Catherine's body as seen in the car's cracked rear-view mirror becomes
the stimulus which produces the "magic pool" of art in which Ballard
sees his own reflection.
And such it is also inside the BLAST site, but here it is the
distinction between the art object and its reflection which breaks down.
This BLAST mirror though does not reproduce the image of a complete
subject - or, as Julia Kristeva says, "a clean and proper body." It is,
as in Crash, instead the effect of an abject doubling, as the first five
years of Blast are presented in the form of a conversional archive which
attempts to document the content and forms of Blast, while crashing it.
It attempts this not through a fixed delimitation but through a
desystematization, and as such it presents an alternate view of the
Internet's archival strengths. Here archiving becomes a process of
capturing that which always eludes finitude. The archive is unable to
contain - it can only institute a continual process of conversion.
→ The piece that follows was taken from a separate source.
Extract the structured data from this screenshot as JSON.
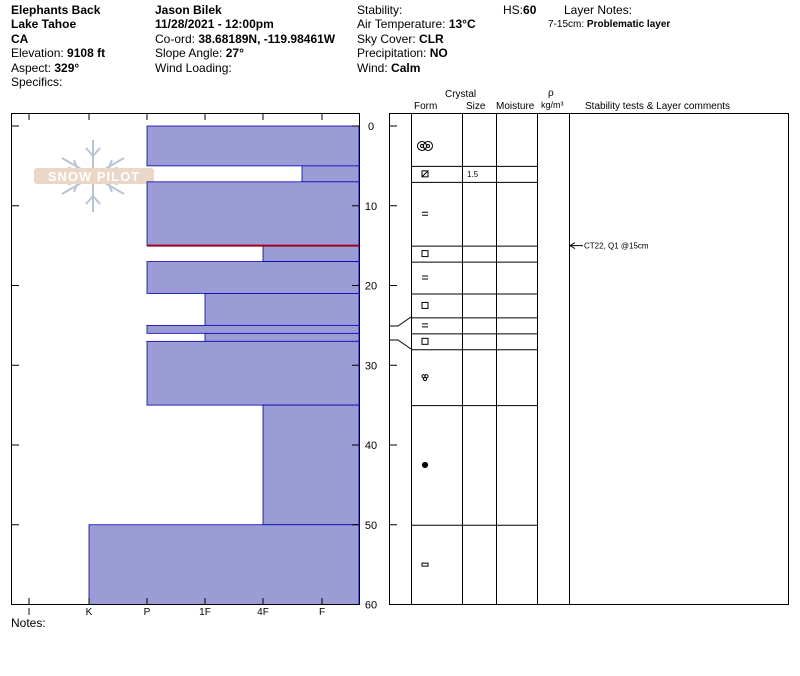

In the Blast site, a productive tension is developed between the
delimitation of this archive and its subversion through the
incorporation of excess – between the fixed coherence of the Blast
publication and its variable editorial formations. This dynamic is
played out in the space of the site within the hypertextual environment
of the World Wide Web and the user "virtual community" of the MOO. In
the site a dynamic matrix appears, within which Blast formations are
located, as systematized and partially contained by the conversional
archive. Formations are produced when inscriptions, interfaces, and
incorporations align in various ways to produce elements, and when those
elements are linked in a process of articulation, partially fixing
meaning in a system of differences, links, and flows. When these
articulations–the various components are related together –are grouped
within the confines of Blast, they become Blast content.
[…]
While art sites traditionally serve to hegemonize certain demands and
generate normative fields of art, as in the typical fixed creator-viewer
relations of the invariability bogus "interactive" clicks, Blast
attempts to generate alternate interactive formations that disrupt and
outflank these practices. It questions the separation between art and
digital media. Questioned too are ideologies of interactivity, and
"network" metaphors, generating alternate experimental models by simply
opening up the site to multiple positions within its archival space.